Em Agosto, depois das notas aqui publicadas no número anterior, decorreu o trabalho de campo em Minas Gerais (Jequitibá, Pedro Leopoldo, Serra do Cipó). Os objectivos iniciais do trabalho de campo e da investigação eram os de estudar o património imaterial e o capital social em torno das práticas culturais e sociais locais relacionadas com o rituais do congado ? coroação de reis Congo, prática iniciada em Portugal e Espanha e que se estendeu por grande parte América Latina.
Desta investigação, mediada pelas tecnologias digitais, resultaram milhares de fotografia, muitas horas de registo áudio e vídeo, alguns filmes, um hipermedia e textos publicados nas revistas da especialidade que serviram os objectivos académicos e científicos do projecto e dos investigadores nele envolvidos. Este, o processo normal de desenvolvimento de um projecto de pesquisa e da produção científica orientada para o ensino e a publicação.
Houve, no entanto, neste processo algo que nos parece relevante e que nos questiona sobre os objectivos da investigação em antropologia e das ciências sociais em geral. Trata-se da devolução à comunidade local dos produtos resultantes da investigação.
Em primeiro lugar aos nossos interlocutores mais próximos, os actores principais dos rituais e das práticas culturais estudadas e os grupos que as mantêm há muitas dezenas ou centenas de anos, necessariamente mudadas e reconfiguradas a cada época e a novos actores sociais. Verem-se pela primeira vez representados num filme enquanto desempenham uma função ritual, ou na simplicidade da vida quotidiana constituiu um contributo para sua auto estima, um desencadear de emoções e até a criação de uma remota esperança de que as práticas que estão representando (realizando) possam sobreviver ao desafios de uma sociedade globalizada. Esta apropriação é sobretudo emocional.
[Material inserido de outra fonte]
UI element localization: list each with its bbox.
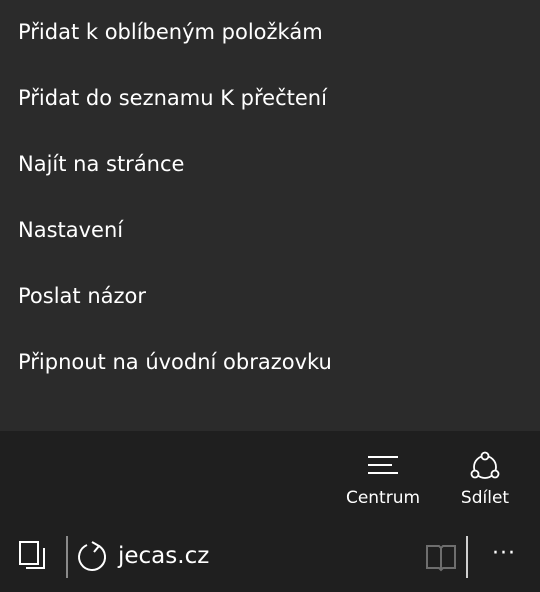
more-actions-menu: Přidat k oblíbeným položkám Přidat do se… (0, 0, 540, 431)
address-bar: jecas.cz ··· (0, 526, 540, 588)
url-text[interactable]: jecas.cz (118, 539, 209, 573)
divider (466, 536, 468, 578)
book-icon (426, 545, 456, 572)
refresh-icon[interactable] (75, 540, 109, 574)
divider (66, 536, 68, 578)
share-icon (470, 451, 500, 479)
menu-item-send-feedback[interactable]: Poslat názor (18, 276, 146, 316)
menu-item-settings[interactable]: Nastavení (18, 210, 123, 250)
menu-item-find-on-page[interactable]: Najít na stránce (18, 144, 184, 184)
menu-item-add-reading-list[interactable]: Přidat do seznamu K přečtení (18, 78, 327, 118)
hub-button[interactable]: Centrum (333, 451, 433, 521)
hub-lines-icon (368, 456, 398, 474)
menu-item-pin-to-start[interactable]: Připnout na úvodní obrazovku (18, 342, 332, 382)
share-label: Sdílet (460, 488, 510, 508)
more-button[interactable]: ··· (484, 534, 524, 574)
bottom-bar: Centrum Sdílet jecas.cz ··· (0, 431, 540, 592)
menu-item-add-favorite[interactable]: Přidat k oblíbeným položkám (18, 12, 323, 52)
share-button[interactable]: Sdílet (435, 451, 535, 521)
tabs-icon[interactable] (18, 540, 48, 572)
hub-label: Centrum (345, 488, 421, 508)
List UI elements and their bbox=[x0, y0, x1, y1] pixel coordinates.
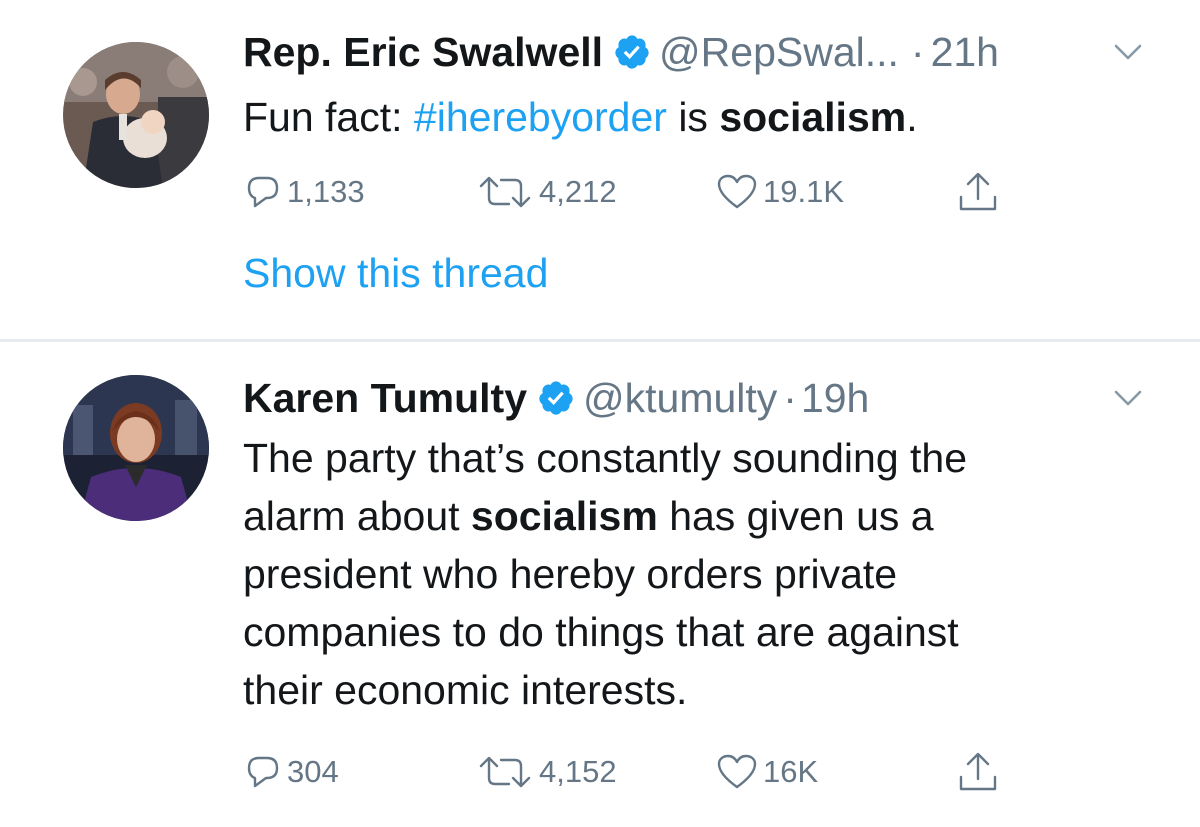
share-upload-icon bbox=[955, 749, 1001, 795]
separator-dot: · bbox=[910, 28, 925, 75]
retweet-icon bbox=[475, 752, 535, 792]
timestamp[interactable]: 21h bbox=[931, 29, 999, 76]
tweet-text: The party that’s constantly sounding the… bbox=[243, 429, 1143, 719]
like-button[interactable]: 16K bbox=[715, 747, 818, 797]
reply-bubble-icon bbox=[243, 172, 283, 212]
text-line: president who hereby orders private bbox=[243, 545, 1143, 603]
reply-count: 304 bbox=[287, 754, 339, 789]
bold-text: socialism bbox=[719, 94, 907, 140]
tweet-actions: 1,133 4,212 19.1K bbox=[243, 167, 1043, 217]
reply-bubble-icon bbox=[243, 752, 283, 792]
chevron-down-icon[interactable] bbox=[1113, 388, 1143, 408]
text-segment: Fun fact: bbox=[243, 94, 414, 140]
retweet-button[interactable]: 4,152 bbox=[475, 747, 617, 797]
text-segment: alarm about bbox=[243, 493, 471, 539]
text-segment: The party that’s constantly sounding the bbox=[243, 435, 968, 481]
like-count: 19.1K bbox=[763, 174, 845, 209]
text-segment: president who hereby orders private bbox=[243, 551, 898, 597]
like-button[interactable]: 19.1K bbox=[715, 167, 844, 217]
author-handle[interactable]: @ktumulty bbox=[583, 375, 777, 422]
text-segment: . bbox=[906, 94, 918, 140]
tweet-tumulty[interactable]: Karen Tumulty @ktumulty · 19h The party … bbox=[0, 342, 1200, 827]
retweet-icon bbox=[475, 172, 535, 212]
share-upload-icon bbox=[955, 169, 1001, 215]
avatar[interactable] bbox=[63, 42, 209, 188]
text-segment: has given us a bbox=[657, 493, 934, 539]
text-segment: is bbox=[666, 94, 720, 140]
tweet-text: Fun fact: #iherebyorder is socialism. bbox=[243, 88, 1143, 146]
avatar[interactable] bbox=[63, 375, 209, 521]
tweet-swalwell[interactable]: Rep. Eric Swalwell @RepSwal... · 21h Fun… bbox=[0, 0, 1200, 340]
text-line: their economic interests. bbox=[243, 661, 1143, 719]
hashtag-link[interactable]: #iherebyorder bbox=[414, 94, 667, 140]
retweet-button[interactable]: 4,212 bbox=[475, 167, 617, 217]
share-button[interactable] bbox=[955, 167, 1005, 217]
text-segment: companies to do things that are against bbox=[243, 609, 959, 655]
verified-badge-icon bbox=[613, 33, 651, 71]
tweet-actions: 304 4,152 16K bbox=[243, 747, 1043, 797]
text-line: alarm about socialism has given us a bbox=[243, 487, 1143, 545]
share-button[interactable] bbox=[955, 747, 1005, 797]
show-thread-link[interactable]: Show this thread bbox=[243, 250, 548, 297]
reply-count: 1,133 bbox=[287, 174, 365, 209]
retweet-count: 4,152 bbox=[539, 754, 617, 789]
author-name[interactable]: Rep. Eric Swalwell bbox=[243, 29, 603, 76]
text-line: companies to do things that are against bbox=[243, 603, 1143, 661]
reply-button[interactable]: 1,133 bbox=[243, 167, 365, 217]
heart-icon bbox=[715, 752, 759, 792]
retweet-count: 4,212 bbox=[539, 174, 617, 209]
text-segment: their economic interests. bbox=[243, 667, 688, 713]
heart-icon bbox=[715, 172, 759, 212]
bold-text: socialism bbox=[470, 493, 658, 539]
author-handle[interactable]: @RepSwal... bbox=[659, 29, 899, 76]
chevron-down-icon[interactable] bbox=[1113, 42, 1143, 62]
reply-button[interactable]: 304 bbox=[243, 747, 339, 797]
separator-dot: · bbox=[783, 374, 797, 421]
author-name[interactable]: Karen Tumulty bbox=[243, 375, 527, 422]
tweet-header: Karen Tumulty @ktumulty · 19h bbox=[243, 372, 869, 424]
tweet-header: Rep. Eric Swalwell @RepSwal... · 21h bbox=[243, 26, 999, 78]
verified-badge-icon bbox=[537, 379, 575, 417]
like-count: 16K bbox=[763, 754, 819, 789]
text-line: The party that’s constantly sounding the bbox=[243, 429, 1143, 487]
timestamp[interactable]: 19h bbox=[801, 375, 869, 422]
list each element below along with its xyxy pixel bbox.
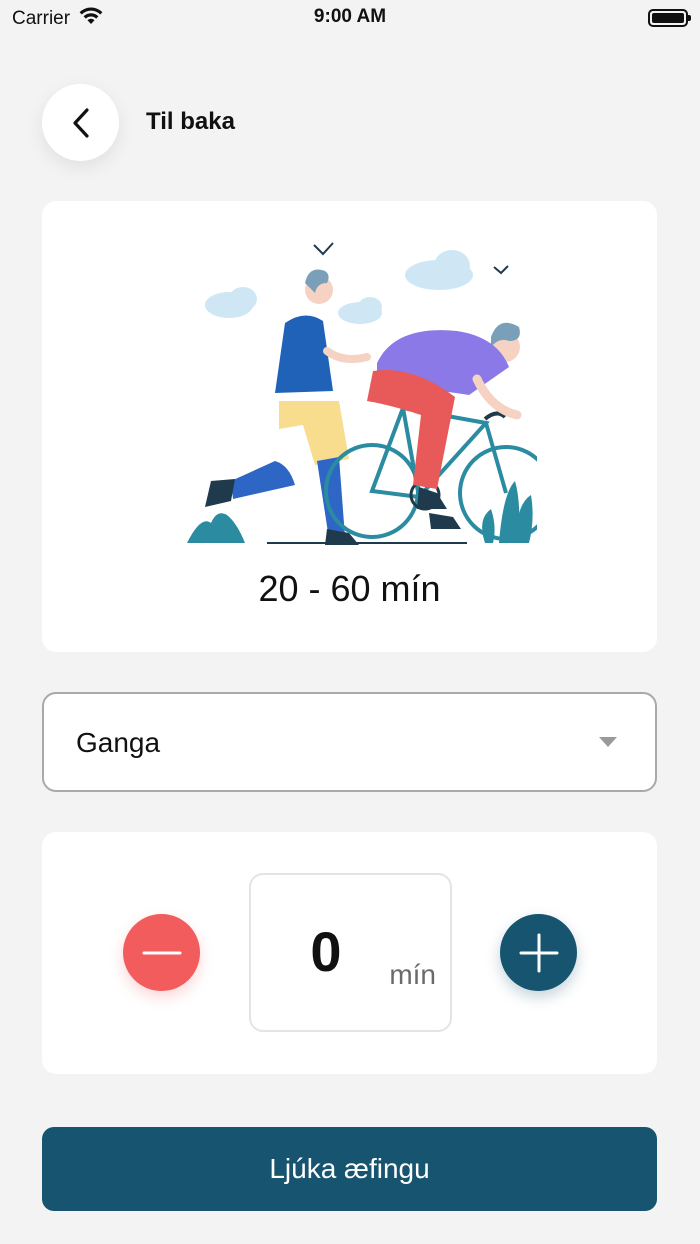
back-button[interactable] bbox=[42, 84, 119, 161]
activity-select-value: Ganga bbox=[76, 727, 161, 758]
caret-down-icon bbox=[599, 737, 617, 747]
back-label[interactable]: Til baka bbox=[146, 108, 235, 136]
activity-hero-card: 20 - 60 mín bbox=[42, 201, 657, 652]
battery-full-icon bbox=[648, 9, 691, 27]
increment-button[interactable] bbox=[500, 914, 577, 991]
runner-and-cyclist-illustration bbox=[187, 242, 537, 545]
chevron-left-icon bbox=[72, 107, 89, 138]
duration-value-box[interactable]: 0 mín bbox=[249, 873, 452, 1032]
finish-exercise-button[interactable]: Ljúka æfingu bbox=[42, 1127, 657, 1211]
minus-icon bbox=[142, 951, 181, 954]
status-time: 9:00 AM bbox=[313, 6, 387, 27]
decrement-button[interactable] bbox=[123, 914, 200, 991]
duration-label: 20 - 60 mín bbox=[258, 568, 441, 609]
activity-select[interactable]: Ganga bbox=[42, 692, 657, 792]
plus-icon bbox=[519, 933, 558, 972]
status-bar: Carrier 9:00 AM bbox=[0, 0, 700, 40]
duration-value: 0 bbox=[310, 920, 342, 983]
duration-stepper-card: 0 mín bbox=[42, 832, 657, 1074]
duration-unit: mín bbox=[389, 959, 436, 990]
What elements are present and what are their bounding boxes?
Em segundo lugar a devolução do produto da investigação foi entregue às instituições locais ? ao município, à biblioteca local, às escolas, às associações locais. A investigação contribuiu assim para o acervo documental local e consequentemente para o melhor conhecimento (reflexivo) do local pelos locais.
Estas práticas não são de todo alheias à antropologia de terreno. As obras dos antropólogos por vezes vão ter às bibliotecas locais ou às mãos dos informantes privilegiados. A devolução das fotografias, dos filmes e dos discos (CDs ? áudio) tornaram as produções científicas e documentais mais acessíveis às populações locais, tornaram-nas também objectos de partilha e de memória pessoal e institucional. Há nesta situação sobretudo duas lógicas ? a apropriação emocional destas produções e a lógica de enriquecimento dos acervos documentais (dos arquivos ou das bases de dados) ainda que disponíveis para a utilização no ensino e em novas investigações ? estudos etnográficos longitudinais.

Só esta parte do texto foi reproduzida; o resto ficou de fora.